Le plus ancien, le plus généralement répandu, le plus dangereux et tout à la fois le moins connu des miasmes chroniques, c’est la psore. Elle tourmente et défigure les peuples depuis la plus haute antiquité ; mais surtout depuis les derniers siècles, elle est devenue la mère d’une foule de maladies, tant aiguës que chroniques, à la multiplication desquelles la civilisation de l’espèce humaine a beaucoup contribué, comme la syphilis et la sycosis, lorsqu’elle n’est point radicalement guérie ; elle traverse toute la carrière de la vie de l’homme, bravant les forces de la constitution la plus robuste, ne s’épuisant jamais d’elle-même, mais plus féconde que ces deux premiers miasmes, en douleurs et en infirmités ; c’est à son antiquité que ce miasme doit ce funeste privilège ; c’est pour avoir traversé des millions d’organismes, qu’il a acquis cette sphère d’action immense, qui permet à peine de nombrer les formes qui appartiennent à ces maladies, dont quelques-unes ont reçu des noms, et d’autres sont restées non dénommées, les unes et les autres prenant leur véritable et unique source dans la psore rentrée et dégénérée.

Les plus anciens monuments historiques parlent déjà de la psore, comme d’une maladie complètement formée. Moïse 3 il y a 3 400 ans, dépeint plusieurs dégénérations de ce miasme. Cependant, de son temps, et toujours depuis lui, la psore semble avoir eu son principal siège sur les parties extérieures du corps, phénomène également particulier à la Grèce encore sauvage et grossière, et qui se fit remarquer plus tard chez les Arabes ; enfin, dans l’Europe non cultivée du moyen-âge. Qu’importent les noms divers que les divers peuples donnèrent aux symptômes extérieurs et cutanés de la psore, lorsque l’essence de ce miasme producteur des démangeaisons, est demeurée invariable !

La psore, après avoir, dans le moyen-âge, où elle se montrait en Europe sous la forme d’un érysipèle malin, développé pendant plusieurs siècles les accidents les plus graves, reprit, en se combinant avec le miasme lépreux que les croisés rapportèrent, la figure de la lèpre.
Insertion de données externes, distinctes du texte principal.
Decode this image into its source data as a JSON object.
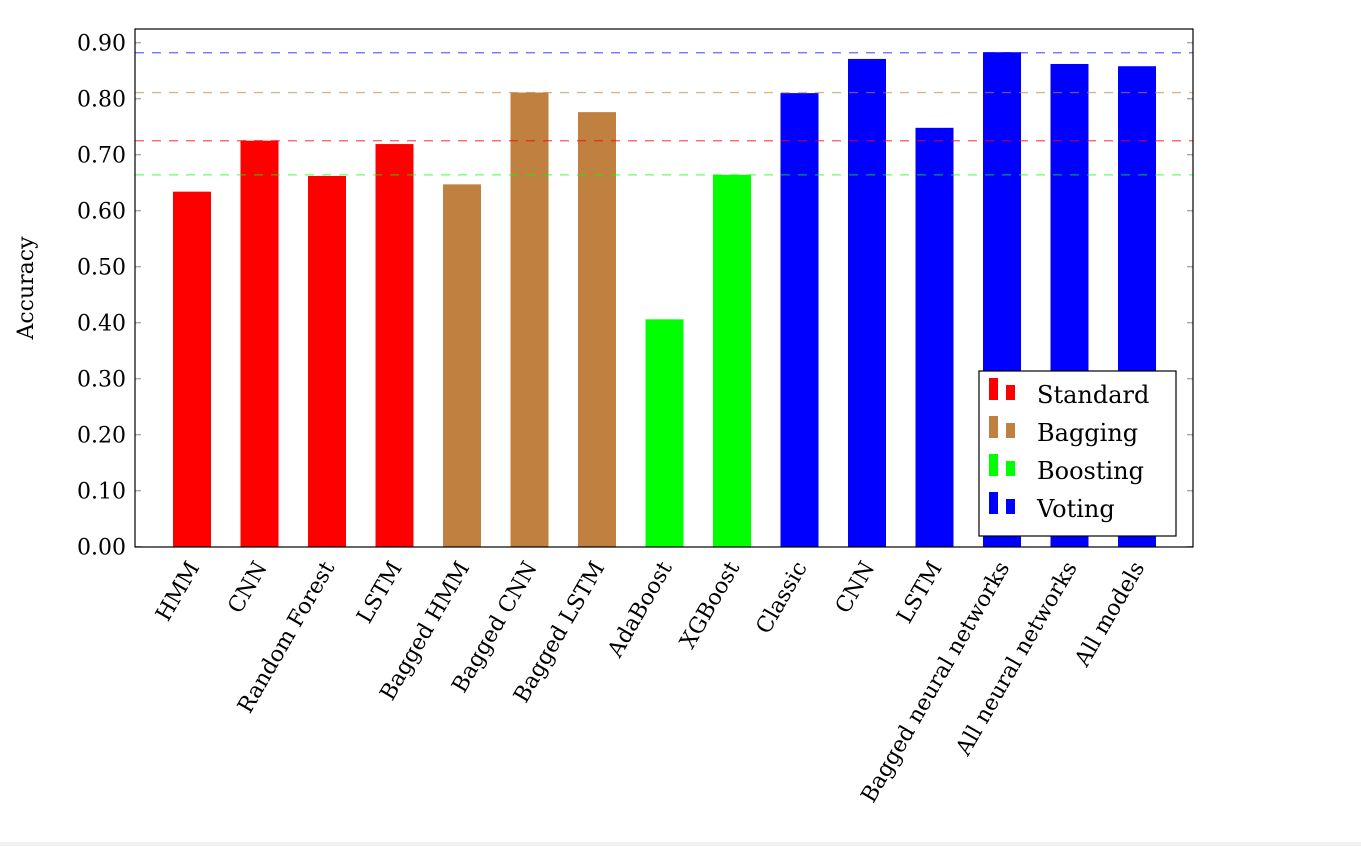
{
  "chart_data": {
    "type": "bar",
    "title": "",
    "xlabel": "",
    "ylabel": "Accuracy",
    "ylim": [
      0,
      0.925
    ],
    "yticks": [
      "0.00",
      "0.10",
      "0.20",
      "0.30",
      "0.40",
      "0.50",
      "0.60",
      "0.70",
      "0.80",
      "0.90"
    ],
    "grid": false,
    "legend_position": "bottom-right",
    "categories": [
      "HMM",
      "CNN",
      "Random Forest",
      "LSTM",
      "Bagged HMM",
      "Bagged CNN",
      "Bagged LSTM",
      "AdaBoost",
      "XGBoost",
      "Classic",
      "CNN",
      "LSTM",
      "Bagged neural networks",
      "All neural networks",
      "All models"
    ],
    "values": [
      0.634,
      0.725,
      0.662,
      0.719,
      0.647,
      0.811,
      0.776,
      0.406,
      0.664,
      0.81,
      0.871,
      0.748,
      0.883,
      0.862,
      0.858
    ],
    "groups": [
      "Standard",
      "Standard",
      "Standard",
      "Standard",
      "Bagging",
      "Bagging",
      "Bagging",
      "Boosting",
      "Boosting",
      "Voting",
      "Voting",
      "Voting",
      "Voting",
      "Voting",
      "Voting"
    ],
    "series": [
      {
        "name": "Standard",
        "color": "#ff0000",
        "reference_line": 0.725
      },
      {
        "name": "Bagging",
        "color": "#bf8040",
        "reference_line": 0.811
      },
      {
        "name": "Boosting",
        "color": "#00ff00",
        "reference_line": 0.664
      },
      {
        "name": "Voting",
        "color": "#0000ff",
        "reference_line": 0.882
      }
    ]
  }
}
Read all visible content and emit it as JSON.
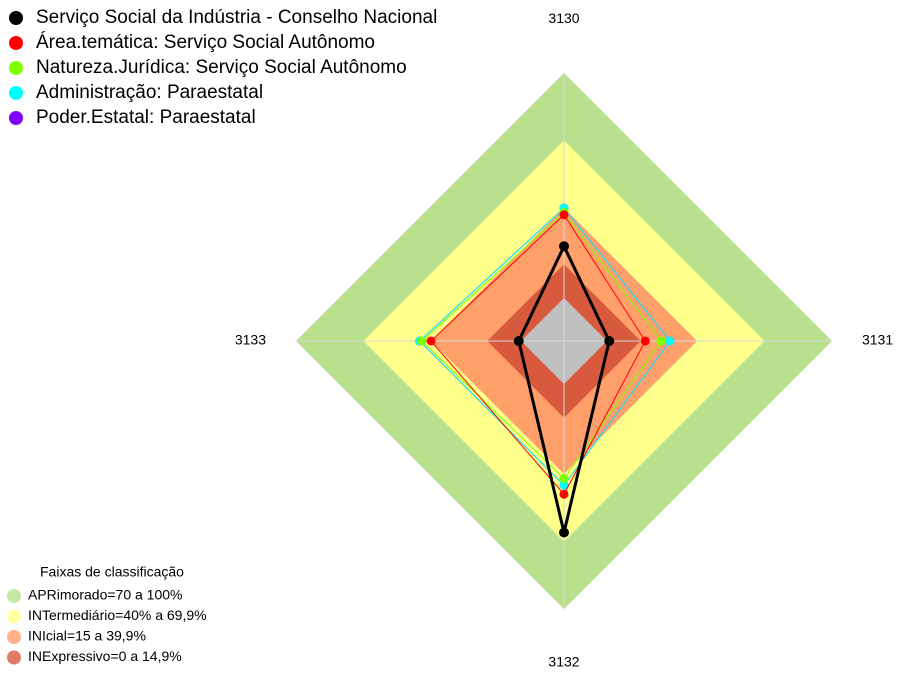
{
  "chart_data": {
    "type": "radar",
    "categories": [
      "3130",
      "3131",
      "3132",
      "3133"
    ],
    "ylim": [
      0,
      100
    ],
    "series": [
      {
        "name": "Serviço Social da Indústria - Conselho Nacional",
        "color": "#000000",
        "values": [
          23,
          1,
          66,
          1
        ]
      },
      {
        "name": "Área.temática: Serviço Social Autônomo",
        "color": "#ff0000",
        "values": [
          37,
          17,
          49,
          40
        ]
      },
      {
        "name": "Natureza.Jurídica: Serviço Social Autônomo",
        "color": "#80ff00",
        "values": [
          38,
          24,
          42,
          44
        ]
      },
      {
        "name": "Administração: Paraestatal",
        "color": "#00ffff",
        "values": [
          40,
          28,
          45,
          45
        ]
      },
      {
        "name": "Poder.Estatal: Paraestatal",
        "color": "#8000ff",
        "values": [
          40,
          28,
          45,
          45
        ]
      }
    ],
    "bands_title": "Faixas de classificação",
    "bands": [
      {
        "label": "APRimorado=70 a 100%",
        "color": "#b8e08c",
        "value": 100
      },
      {
        "label": "INTermediário=40% a 69,9%",
        "color": "#ffff8c",
        "value": 70
      },
      {
        "label": "INIcial=15 a 39,9%",
        "color": "#ff9f6a",
        "value": 40
      },
      {
        "label": "INExpressivo=0 a 14,9%",
        "color": "#d85a3e",
        "value": 15
      }
    ]
  }
}
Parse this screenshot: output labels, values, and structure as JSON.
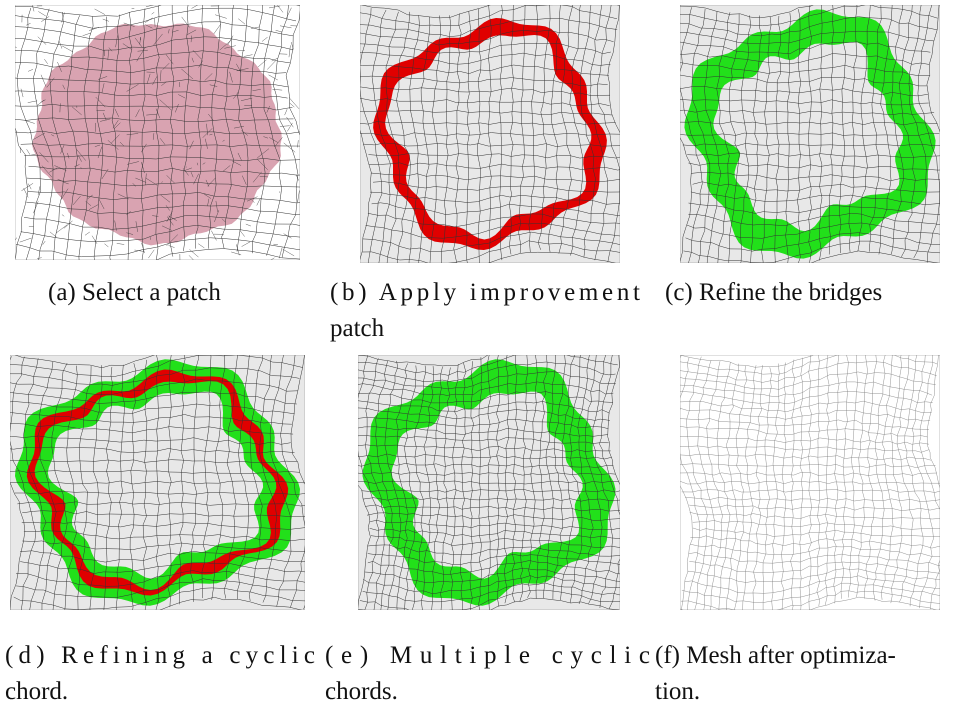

Néanmoins, quoique cette circonstance contribua à sa propagation (car, en l’an 1226, la France comptait deux mille hôpitaux de galeux,) la psore perdit peu à peu de sa difformité extérieure, ce que l’on doit attribuer à l’usage du lin et du fil que ces mêmes croisés rapportèrent des contrées de l’Orient en Europe. On adopta les chemises faites de ces matières nouvelles, on introduisit l’usage des bains chauds, et ces deux moyens, aidés par les progrès de la civilisation qui amena une propreté plus grande, une nourriture plus saine, dépouillant le miasme de son hideux aspect, le réduisirent à n’être plus au 15e siècle, que l’éruption pustuleuse que nous voyons tous les jours.

Mais pendant que l’humanité s’affranchissait de ce fléau, un autre fléau non moins redoutable franchissait les portes de sa prison, et rompant ses chaînes, fondit de l’Amérique sur l’Europe : l’ancien monde reçut la syphilis.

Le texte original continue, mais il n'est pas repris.